When a Baptist* says “Lord’s Supper” he means “communion.” When she says “bread”, she means crackers.  When she says “wine” she means “grape juice.” When a Baptist says “contemporary” he means the church bought a keyboard.

I speak Baptist fluently—the result of 30 years on the inside.

But there’s a new phrase in the Baptist lexicon I’m not sure I understand; I’ve only been hearing it for the last few years on the road.  What does it mean when a Baptist says “We’re not a typical Baptist church?”

I heard this yesterday at First Baptist Fort Lauderdale – a beautiful urban church run by what seemed to me to be wonderful people: The same kind of place and people who cared for me when I was a kid in a Baptist Sunday school class, who shouldered by selfishness and bad fashion choices as a teen, and gathered around me eleven years ago when Becky and I said “I do.” What’s changed exactly?

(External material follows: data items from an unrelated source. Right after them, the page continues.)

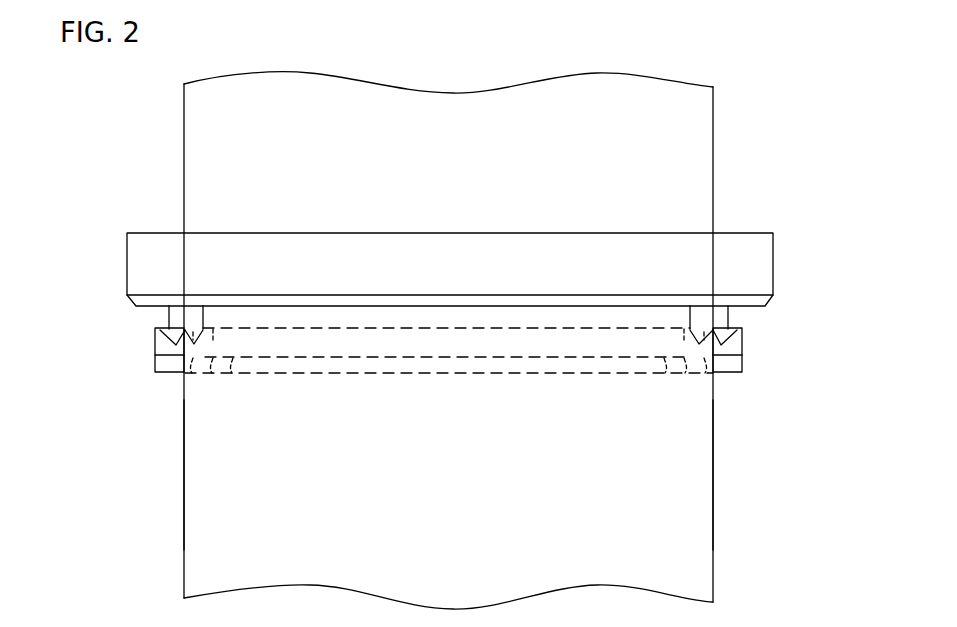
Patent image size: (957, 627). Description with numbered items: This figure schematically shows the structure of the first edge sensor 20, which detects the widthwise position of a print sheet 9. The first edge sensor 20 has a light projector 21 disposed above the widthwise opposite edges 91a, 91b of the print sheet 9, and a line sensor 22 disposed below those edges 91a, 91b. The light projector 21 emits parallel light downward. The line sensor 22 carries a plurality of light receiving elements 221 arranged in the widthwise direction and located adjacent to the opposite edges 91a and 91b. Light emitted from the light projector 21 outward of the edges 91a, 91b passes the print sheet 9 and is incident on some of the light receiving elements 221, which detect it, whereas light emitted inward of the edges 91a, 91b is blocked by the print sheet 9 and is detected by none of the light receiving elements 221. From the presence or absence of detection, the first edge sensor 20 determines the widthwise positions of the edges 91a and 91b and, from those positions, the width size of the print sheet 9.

The print sheet 9 is at (694, 122).
The first edge sensor 20 is at (833, 192).
The light projector 21 is at (740, 234).
The line sensor 22 is at (742, 357).
The light receiving elements 221 is at (164, 373).
The edge 91a is at (183, 472).
The edge 91b is at (714, 472).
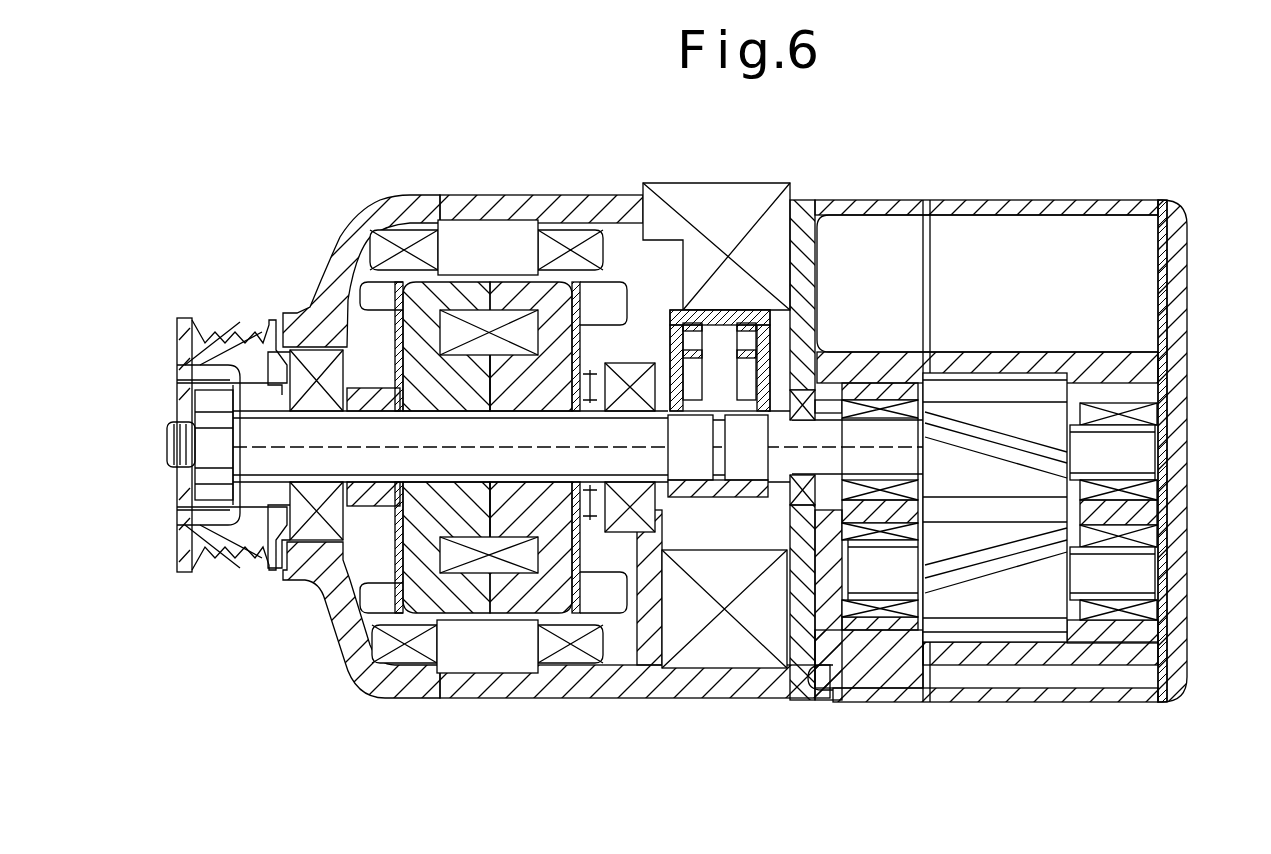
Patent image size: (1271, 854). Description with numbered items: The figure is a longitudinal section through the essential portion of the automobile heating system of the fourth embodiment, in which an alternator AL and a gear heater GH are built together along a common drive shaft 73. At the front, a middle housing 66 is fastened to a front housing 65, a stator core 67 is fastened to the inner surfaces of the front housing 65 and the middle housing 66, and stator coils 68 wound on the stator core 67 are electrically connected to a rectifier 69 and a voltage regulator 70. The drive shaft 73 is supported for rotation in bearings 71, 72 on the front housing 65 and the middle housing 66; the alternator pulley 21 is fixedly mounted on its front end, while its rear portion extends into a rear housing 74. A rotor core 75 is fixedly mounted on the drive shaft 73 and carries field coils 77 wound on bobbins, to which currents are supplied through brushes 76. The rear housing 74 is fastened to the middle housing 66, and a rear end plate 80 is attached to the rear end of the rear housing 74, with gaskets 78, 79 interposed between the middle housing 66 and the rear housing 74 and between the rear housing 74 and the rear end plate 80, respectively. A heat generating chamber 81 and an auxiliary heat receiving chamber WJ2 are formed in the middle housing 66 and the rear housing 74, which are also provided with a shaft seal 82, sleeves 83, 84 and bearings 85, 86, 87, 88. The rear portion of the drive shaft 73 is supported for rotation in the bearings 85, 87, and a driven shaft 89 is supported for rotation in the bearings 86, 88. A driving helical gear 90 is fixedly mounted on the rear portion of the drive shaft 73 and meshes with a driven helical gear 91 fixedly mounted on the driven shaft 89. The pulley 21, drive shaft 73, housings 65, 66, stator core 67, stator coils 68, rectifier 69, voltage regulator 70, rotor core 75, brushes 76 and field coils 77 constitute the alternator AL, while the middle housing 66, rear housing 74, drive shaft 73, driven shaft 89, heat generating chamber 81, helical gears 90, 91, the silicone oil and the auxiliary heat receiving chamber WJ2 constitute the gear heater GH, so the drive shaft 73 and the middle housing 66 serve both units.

The alternator pulley 21 is at (187, 345).
The front housing 65 is at (335, 258).
The middle housing 66 is at (579, 205).
The stator core 67 is at (483, 230).
The stator coils 68 is at (408, 235).
The rectifier 69 is at (720, 650).
The voltage regulator 70 is at (725, 222).
The bearing 71 is at (317, 540).
The bearing 72 is at (627, 513).
The drive shaft 73 is at (427, 455).
The rear housing 74 is at (1010, 203).
The rotor core 75 is at (463, 603).
The brushes 76 is at (750, 388).
The field coils 77 is at (495, 570).
The gasket 78 is at (927, 703).
The gasket 79 is at (1163, 703).
The rear end plate 80 is at (1180, 290).
The heat generating chamber 81 is at (966, 375).
The shaft seal 82 is at (800, 510).
The sleeve 83 is at (883, 387).
The sleeve 84 is at (892, 622).
The bearing 85 is at (848, 400).
The bearing 86 is at (848, 605).
The bearing 87 is at (1115, 403).
The bearing 88 is at (1113, 620).
The driven shaft 89 is at (899, 580).
The driving helical gear 90 is at (1057, 433).
The driven helical gear 91 is at (1054, 612).
The alternator AL is at (350, 159).
The gear heater GH is at (1132, 186).
The auxiliary heat receiving chamber WJ2 is at (1052, 283).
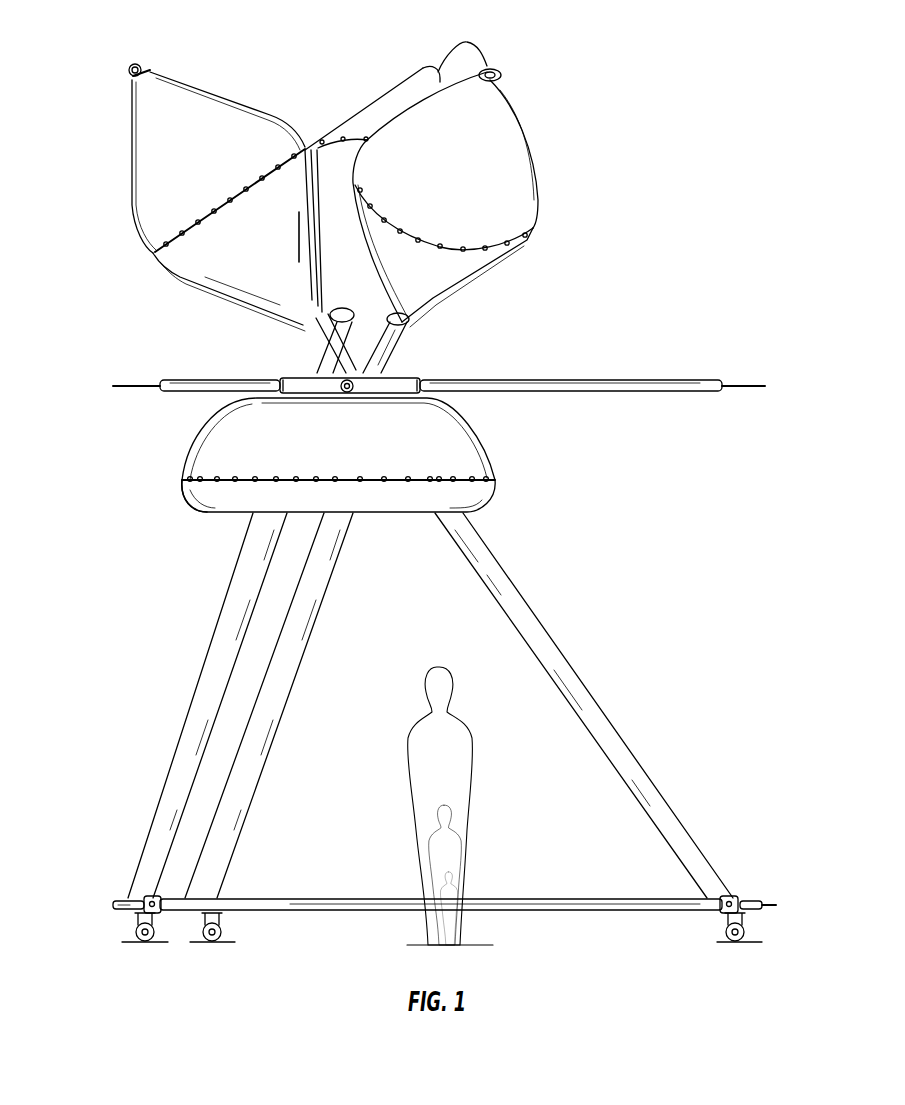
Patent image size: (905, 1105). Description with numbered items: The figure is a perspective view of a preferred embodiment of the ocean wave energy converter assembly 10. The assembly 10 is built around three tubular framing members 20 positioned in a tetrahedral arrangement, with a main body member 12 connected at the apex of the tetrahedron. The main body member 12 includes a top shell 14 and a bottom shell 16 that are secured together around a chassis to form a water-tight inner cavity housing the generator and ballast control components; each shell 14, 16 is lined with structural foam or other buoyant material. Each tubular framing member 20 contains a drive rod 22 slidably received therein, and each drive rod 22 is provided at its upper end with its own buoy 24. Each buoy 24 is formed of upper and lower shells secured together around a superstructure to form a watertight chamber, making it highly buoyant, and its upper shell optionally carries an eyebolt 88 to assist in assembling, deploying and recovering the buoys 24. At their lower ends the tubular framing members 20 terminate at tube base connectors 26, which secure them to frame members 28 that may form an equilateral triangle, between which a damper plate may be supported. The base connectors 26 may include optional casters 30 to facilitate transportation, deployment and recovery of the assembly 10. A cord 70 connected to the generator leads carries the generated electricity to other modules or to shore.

The ocean wave energy converter assembly 10 is at (648, 240).
The main body member 12 is at (308, 472).
The top shell 14 is at (182, 462).
The bottom shell 16 is at (192, 508).
The tubular framing members 20 is at (197, 681).
The drive rod 22 is at (322, 356).
The buoy 24 is at (124, 205).
The tube base connectors 26 is at (441, 949).
The frame members 28 is at (520, 886).
The casters 30 is at (163, 925).
The cord 70 is at (735, 384).
The eyebolt 88 is at (130, 65).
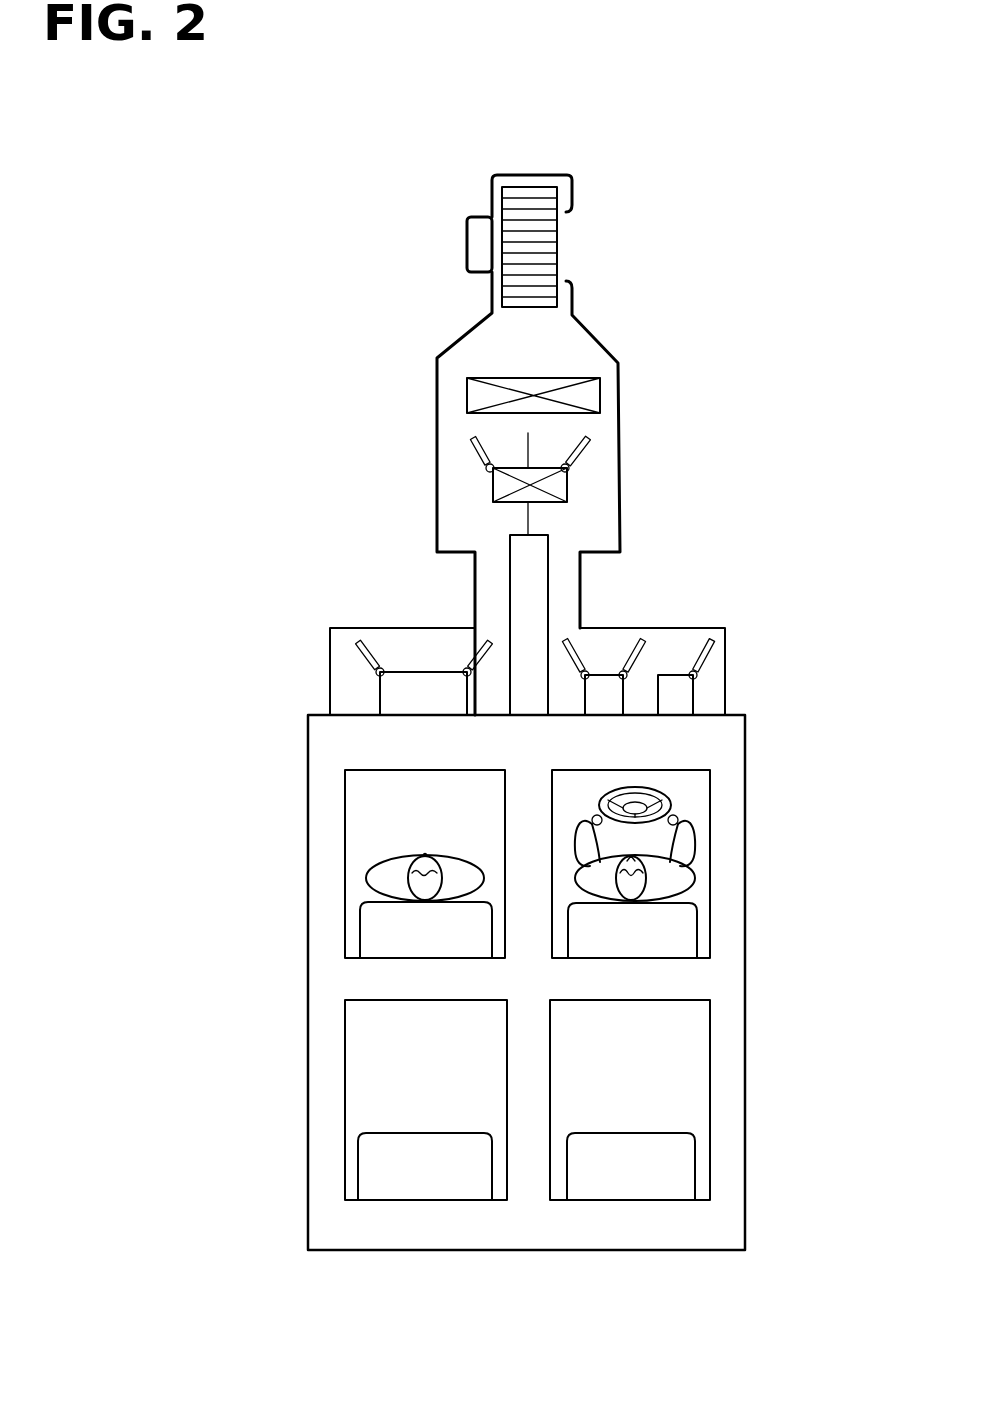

I hear this sentiment from many Baptist churches in some form or another.  While the show is being book we’re sometimes assured by the minister-acting-as-promoter that his church is “not you’re father’s Baptist church.” When we arrive, over dinner perhaps, a volunteer will say between bites of salad, “We’re not Baptist Baptist.”

But they always are.

They’re often reluctant to clap or move during my shows but yet they stand and applaud at the end and stick around afterward to shake my hand, hug my neck and douse me in kind words and sincere smiles.  There’s always a stage and seats and a guy called a pastor who uses words like “sin”, “grace”, “saved” and “Jesus.” Those crackers and grape juice get passed around the room – but not every week.  People make “public professions of faith” and then get baptized by going all the way under in a tank called the “baptistry” somewhere in the big room called the “sanctuary.” Friends and fried chicken are always in ample supply. Regardless of which state I’m in or which decade it is, these things never change.

So what does it mean to not be a “typical Baptist church” today?

My guess is that Baptists are ashamed of being Baptist – self-conscious and more than a little afraid of what you think they are.  My guess is when a Baptist says they’re not “typical,” they mean to tell you they’re not what you’ve heard or read in the news about them, that their pope and their denomination’s PR guys don’t speak for them – not all the time. 

When a Baptist tells me he’s not “typical” I wonder if what he’s really saying is this: I don’t hate gay people or Mickey Mouse or Ellen and that boycott was dumb and unproductive and most of us thought so.  I don’t wear a suit on Sunday.  I don’t even own one.  I don’t think it was a good idea to hold a press conference about the whole “women must submit” thing and it was extra unwise to make such a statement through a middle-aged man.  I don’t hate Democrats and I don’t fear evolution.  And I didn’t go to a Baptist college and I don’t think 9-11 was God’s wrath against sin and I don’t agree with almost everything else Jerry Falwell ever said.  Also, my church doesn’t have a pipe organ and we sing some songs that aren’t in a hymnal and I’m pretty OK with that.  And I like beer.  I also dance, sometimes, for just a second, in my car, while biting my lip.

Could it be that “we’re not typical Baptist” is just shorthand for “we’re embarrassed of and disagree with a lot of stuff our leaders have done and said in our name?” And if that’s true, if Baptists, with increasing frequency, are taking the name “Baptist” off their signs and greeting visitors like me with disclaimers and distancing themselves from their denomination’s official positions, what does that say about the quality of leadership in the denomination, the efficacy of that form of leadership, or whether they’re really leading anyone at all?

Thank you to First Baptist Fort Lauderdale for feeding me well, laughing loudly, attempting to clap, and releasing 14 kids from poverty.  Pretty typical stuff for a Baptist church.